An all-in-one computer or all-in-one PC (AIO) is a personal computer that integrates the system's internal components into the same case as the display, thus occupying a smaller footprint (with fewer cables) than desktops that incorporate a tower.
Advantages and disadvantages
Some advantages of the all-in-one computer compared to other form factors include being easier to set up, a reduced physical footprint, ease of transportation, and the option to interface with the computer via touchscreen (a now-common fixture on all-in-ones). Some disadvantages include generally being more expensive than desktop computers, a lack of customizability—most of the internal hardware such as the RAM and the SSD, especially in post-late-2010s machines, is soldered onto the system board—a lack of upgrade paths for the CPU, RAM, and technology of the display, and the difficulty of repair.
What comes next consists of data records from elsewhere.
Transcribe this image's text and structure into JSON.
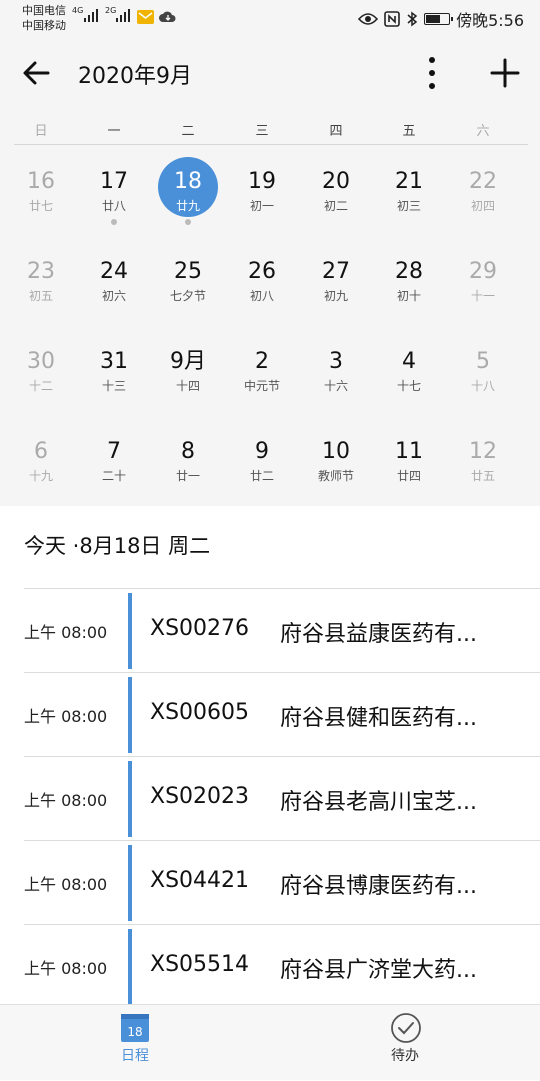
{
  "status_bar": {
    "carrier1": "中国电信",
    "carrier2": "中国移动",
    "net1": "4G",
    "net2": "2G",
    "time": "傍晚5:56",
    "icons": [
      "signal-icon",
      "mail-icon",
      "cloud-icon",
      "eye-icon",
      "nfc-icon",
      "bluetooth-icon",
      "battery-icon"
    ]
  },
  "header": {
    "title": "2020年9月",
    "back_icon": "arrow-left-icon",
    "more_icon": "more-vertical-icon",
    "add_icon": "plus-icon"
  },
  "calendar": {
    "weekdays": [
      "日",
      "一",
      "二",
      "三",
      "四",
      "五",
      "六"
    ],
    "weeks": [
      [
        {
          "day": "16",
          "lunar": "廿七",
          "dim": true
        },
        {
          "day": "17",
          "lunar": "廿八",
          "dot": true
        },
        {
          "day": "18",
          "lunar": "廿九",
          "selected": true,
          "dot": true
        },
        {
          "day": "19",
          "lunar": "初一"
        },
        {
          "day": "20",
          "lunar": "初二"
        },
        {
          "day": "21",
          "lunar": "初三"
        },
        {
          "day": "22",
          "lunar": "初四",
          "dim": true
        }
      ],
      [
        {
          "day": "23",
          "lunar": "初五",
          "dim": true
        },
        {
          "day": "24",
          "lunar": "初六"
        },
        {
          "day": "25",
          "lunar": "七夕节"
        },
        {
          "day": "26",
          "lunar": "初八"
        },
        {
          "day": "27",
          "lunar": "初九"
        },
        {
          "day": "28",
          "lunar": "初十"
        },
        {
          "day": "29",
          "lunar": "十一",
          "dim": true
        }
      ],
      [
        {
          "day": "30",
          "lunar": "十二",
          "dim": true
        },
        {
          "day": "31",
          "lunar": "十三"
        },
        {
          "day": "9月",
          "lunar": "十四"
        },
        {
          "day": "2",
          "lunar": "中元节"
        },
        {
          "day": "3",
          "lunar": "十六"
        },
        {
          "day": "4",
          "lunar": "十七"
        },
        {
          "day": "5",
          "lunar": "十八",
          "dim": true
        }
      ],
      [
        {
          "day": "6",
          "lunar": "十九",
          "dim": true
        },
        {
          "day": "7",
          "lunar": "二十"
        },
        {
          "day": "8",
          "lunar": "廿一"
        },
        {
          "day": "9",
          "lunar": "廿二"
        },
        {
          "day": "10",
          "lunar": "教师节"
        },
        {
          "day": "11",
          "lunar": "廿四"
        },
        {
          "day": "12",
          "lunar": "廿五",
          "dim": true
        }
      ]
    ]
  },
  "today_label": "今天 ·8月18日 周二",
  "schedule": [
    {
      "time": "上午 08:00",
      "code": "XS00276",
      "name": "府谷县益康医药有..."
    },
    {
      "time": "上午 08:00",
      "code": "XS00605",
      "name": "府谷县健和医药有..."
    },
    {
      "time": "上午 08:00",
      "code": "XS02023",
      "name": "府谷县老高川宝芝..."
    },
    {
      "time": "上午 08:00",
      "code": "XS04421",
      "name": "府谷县博康医药有..."
    },
    {
      "time": "上午 08:00",
      "code": "XS05514",
      "name": "府谷县广济堂大药..."
    }
  ],
  "tabs": [
    {
      "label": "日程",
      "icon": "calendar-icon",
      "badge": "18",
      "active": true
    },
    {
      "label": "待办",
      "icon": "check-circle-icon",
      "active": false
    }
  ],
  "colors": {
    "accent": "#4a90d9",
    "background": "#f5f5f5",
    "dim_text": "#aaaaaa"
  }
}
This form factor was popular during the early 1980s for personal computers intended for professional use such as the Commodore PET, the Osborne 1, the TRS-80 Model II, and the Datapoint 2200. Many manufacturers of home computers like Commodore and Atari included the computer's motherboard into the same enclosure as the keyboard; these systems were most often connected to a television set for display. Apple has manufactured several popular examples of all-in-one computers, such as the original Macintosh of the mid-1980s and the iMac G3 of the late 1990s and 2000s. By the mid 2000s, many all-in-one designs have used flat-panel displays (chiefly LCDs), and later models have incorporated touchscreen displays, allowing them to be used similarly to a mobile tablet.
Since the early 2000s, some all-in-one desktops, such as the iMac G4, have used laptop components in order to reduce the size of the system case. Like most laptops, some all-in-one desktop computers are characterized by an inability to customize or upgrade internal components, as the systems' cases do not provide convenient access to upgradable components, and faults in certain aspects of the hardware may require the entire computer to be replaced, regardless of the health of its remaining components. There have been exceptions to this; the monitor portion of HP's Z1 workstation can be angled flat, and opened like a vehicle hood for access to internal hardware.